Ka Joma committed what Amilcar Cabral called “class suicide”, refusing the temptations of an easy life as an academic resting on the laurels of his wealthy and influential family. He threw in his lot with the peasants and workers, living among them and as one of them. During his university days he studied revolution, and eventually came to help make it. An ideological and political warrior par excellence with little capacity to suffer fools, he and his colleagues painstakingly reconstructed bonds broken by the revisionists and built a mass base for the eventual reconstitution of the Communist Party of the Philippines in 1968, and the New People’s Army in 1969, bravely continuing even after the revisionists plotted and attempted to assassinate him. He survived cruel torture after being captured by the Marcos fascists in 1977, continuing to write poetry and theoretical work, never snitching, and upon release continued to advocate and work for revolution until the Aquino government cancelled his passport in the late 1980s, leaving him stuck as an exile in the Netherlands. Even then, he continued to serve his people. This struggle spirit and determination typifies the spirit of the proletariat, the spirit of Communists, and the spirit of the Filipino people, and deeply resonates with the experience of my own New Afrikan nation who, through grit and determination, survived the trials of slavery, Jim Crow, and all kinds of other depredations and outrages by this fascist country which has never been ours.
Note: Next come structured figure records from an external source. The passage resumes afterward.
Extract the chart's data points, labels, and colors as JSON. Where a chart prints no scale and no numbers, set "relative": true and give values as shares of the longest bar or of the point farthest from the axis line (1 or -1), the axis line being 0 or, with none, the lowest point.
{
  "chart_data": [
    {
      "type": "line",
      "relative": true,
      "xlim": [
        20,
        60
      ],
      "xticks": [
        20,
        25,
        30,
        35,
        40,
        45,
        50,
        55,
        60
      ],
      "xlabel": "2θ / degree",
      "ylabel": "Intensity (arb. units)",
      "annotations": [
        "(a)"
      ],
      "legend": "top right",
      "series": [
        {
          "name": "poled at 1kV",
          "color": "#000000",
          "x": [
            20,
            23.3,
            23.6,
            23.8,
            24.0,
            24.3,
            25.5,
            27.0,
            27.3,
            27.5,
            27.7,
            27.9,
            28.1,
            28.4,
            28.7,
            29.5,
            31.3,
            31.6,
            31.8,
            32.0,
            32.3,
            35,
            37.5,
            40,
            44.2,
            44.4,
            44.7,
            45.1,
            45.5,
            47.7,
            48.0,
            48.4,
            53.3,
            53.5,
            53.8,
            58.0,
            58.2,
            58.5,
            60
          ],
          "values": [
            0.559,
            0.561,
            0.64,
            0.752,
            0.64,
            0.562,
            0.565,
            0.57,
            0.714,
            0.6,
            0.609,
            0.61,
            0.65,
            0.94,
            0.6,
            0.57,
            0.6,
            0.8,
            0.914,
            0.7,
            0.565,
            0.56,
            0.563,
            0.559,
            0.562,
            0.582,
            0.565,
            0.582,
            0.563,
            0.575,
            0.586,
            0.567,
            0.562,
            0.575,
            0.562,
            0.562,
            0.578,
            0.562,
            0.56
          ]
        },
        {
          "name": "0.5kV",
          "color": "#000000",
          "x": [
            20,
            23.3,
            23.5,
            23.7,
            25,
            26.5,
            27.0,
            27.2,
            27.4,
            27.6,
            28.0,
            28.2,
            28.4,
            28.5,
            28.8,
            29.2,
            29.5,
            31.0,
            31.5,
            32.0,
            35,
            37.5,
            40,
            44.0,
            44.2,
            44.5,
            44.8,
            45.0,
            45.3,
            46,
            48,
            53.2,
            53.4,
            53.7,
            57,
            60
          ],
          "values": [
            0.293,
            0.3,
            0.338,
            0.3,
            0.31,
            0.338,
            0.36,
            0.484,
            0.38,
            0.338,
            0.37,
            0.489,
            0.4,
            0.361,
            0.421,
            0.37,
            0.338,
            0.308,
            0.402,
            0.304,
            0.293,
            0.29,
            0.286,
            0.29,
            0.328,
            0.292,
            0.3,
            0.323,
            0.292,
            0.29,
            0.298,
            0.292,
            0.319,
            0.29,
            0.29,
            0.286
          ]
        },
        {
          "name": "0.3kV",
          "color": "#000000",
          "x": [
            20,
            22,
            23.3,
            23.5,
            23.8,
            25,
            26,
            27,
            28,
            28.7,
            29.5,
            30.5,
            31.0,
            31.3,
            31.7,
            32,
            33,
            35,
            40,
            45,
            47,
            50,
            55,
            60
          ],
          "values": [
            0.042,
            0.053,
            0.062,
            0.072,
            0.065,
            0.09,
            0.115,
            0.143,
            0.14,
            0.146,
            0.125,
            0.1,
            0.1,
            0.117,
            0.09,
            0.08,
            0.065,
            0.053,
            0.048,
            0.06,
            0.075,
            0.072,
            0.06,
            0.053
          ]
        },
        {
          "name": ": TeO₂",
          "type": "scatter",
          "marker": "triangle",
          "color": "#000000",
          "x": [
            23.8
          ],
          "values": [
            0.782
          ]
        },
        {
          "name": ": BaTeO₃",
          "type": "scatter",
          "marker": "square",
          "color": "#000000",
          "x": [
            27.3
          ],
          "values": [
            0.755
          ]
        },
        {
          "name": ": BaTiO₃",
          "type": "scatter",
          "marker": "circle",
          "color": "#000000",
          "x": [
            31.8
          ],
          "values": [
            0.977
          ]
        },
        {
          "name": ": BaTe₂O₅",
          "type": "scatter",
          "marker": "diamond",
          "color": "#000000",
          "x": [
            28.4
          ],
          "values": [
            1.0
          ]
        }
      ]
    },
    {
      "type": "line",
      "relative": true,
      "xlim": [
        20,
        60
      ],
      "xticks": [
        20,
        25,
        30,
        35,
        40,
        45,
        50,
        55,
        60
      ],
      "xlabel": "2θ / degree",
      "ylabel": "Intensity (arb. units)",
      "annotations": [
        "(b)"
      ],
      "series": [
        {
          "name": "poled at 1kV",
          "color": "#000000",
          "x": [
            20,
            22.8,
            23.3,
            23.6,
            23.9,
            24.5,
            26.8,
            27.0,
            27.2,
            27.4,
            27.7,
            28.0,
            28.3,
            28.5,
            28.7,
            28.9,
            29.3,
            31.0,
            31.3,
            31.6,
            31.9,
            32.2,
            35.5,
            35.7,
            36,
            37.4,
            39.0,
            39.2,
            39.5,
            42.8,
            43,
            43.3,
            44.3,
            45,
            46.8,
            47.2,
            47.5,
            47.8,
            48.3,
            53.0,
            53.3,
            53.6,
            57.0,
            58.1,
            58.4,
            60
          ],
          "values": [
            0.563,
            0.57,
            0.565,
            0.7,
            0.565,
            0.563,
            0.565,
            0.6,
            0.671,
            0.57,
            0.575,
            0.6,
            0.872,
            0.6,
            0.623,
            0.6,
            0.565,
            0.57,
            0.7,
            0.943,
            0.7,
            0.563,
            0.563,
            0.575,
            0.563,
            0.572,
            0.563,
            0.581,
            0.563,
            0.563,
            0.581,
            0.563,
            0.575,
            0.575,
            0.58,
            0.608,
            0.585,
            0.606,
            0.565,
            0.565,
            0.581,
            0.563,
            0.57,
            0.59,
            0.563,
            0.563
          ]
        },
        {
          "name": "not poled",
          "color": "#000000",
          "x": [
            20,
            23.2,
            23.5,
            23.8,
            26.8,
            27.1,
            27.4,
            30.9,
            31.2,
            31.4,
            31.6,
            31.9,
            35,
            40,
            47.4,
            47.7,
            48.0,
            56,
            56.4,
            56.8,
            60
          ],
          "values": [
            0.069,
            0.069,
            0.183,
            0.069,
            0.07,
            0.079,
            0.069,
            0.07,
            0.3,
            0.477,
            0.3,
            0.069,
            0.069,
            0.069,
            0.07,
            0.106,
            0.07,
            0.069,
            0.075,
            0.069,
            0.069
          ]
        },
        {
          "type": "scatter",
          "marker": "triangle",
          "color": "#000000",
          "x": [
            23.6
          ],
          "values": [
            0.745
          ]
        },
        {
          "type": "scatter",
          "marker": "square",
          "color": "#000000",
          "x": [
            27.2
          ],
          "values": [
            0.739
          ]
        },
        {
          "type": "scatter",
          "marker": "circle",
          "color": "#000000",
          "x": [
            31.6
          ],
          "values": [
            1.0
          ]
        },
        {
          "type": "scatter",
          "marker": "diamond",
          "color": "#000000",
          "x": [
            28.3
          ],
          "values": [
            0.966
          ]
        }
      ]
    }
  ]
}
Once again we see that all proletarians and oppressed nations are brothers and sisters wherever they are in the world.
Ka Joma spread the spirit of proletarian internationalism by founding the International League of People’s Struggle, an anti-imperialist front which unites progressive activists and anti-imperialists from all over the world. He also continued to educate Communists, sharing from his vast treasury of personal experience in struggle from the fight against the old revisionists, to the foundation of the Party and Army, to the First Quarter Storm, to the Martial Law era and beyond. His writings, poems, and personal example inspired a whole new generation of Maoists, myself included. Stand for Socialism Against Modern Revisionism, Rectify Errors and Rebuild the Party, Philippine Society and Revolution, and his primer on Marxism-Leninism are essential works for all Communists to study, along with documents and books produced by the Party he played a major role in founding.
The passing of Ka Joma undoubtedly leaves a hole in the hearts of all Communists around the world. My initial reaction was dismissal, as death rumors routinely appeared about him, spread by the Filipino government, but after it was confirmed by the CC, my reaction was simply “oh, fuck”. It hurts to lose a teacher who taught you so much, a living link with the revolutionary past, especially when you live in the imperial core where there is no Communist Party yet, and bourgeois decadence, nihilism, reformism, and all other temptations and distractions call Communists away from the struggle at every day, hour and second. Yet, he left us innumerable gifts. His initiative left the Filipino workers and peasants their Party and their Army. For every new Maoist in the US or Canada or UK or other imperialist country who asks, “Can we win? Is it worth it?”, his life and work offers a resounding Yes! For anybody who is depressed, or downhearted, or overwhelmed, his writings, poems, and experience is water in the desert. I and all Communists the world over owe a firm red salute to the Filipino people and their struggle for sharing Ka Joma with us.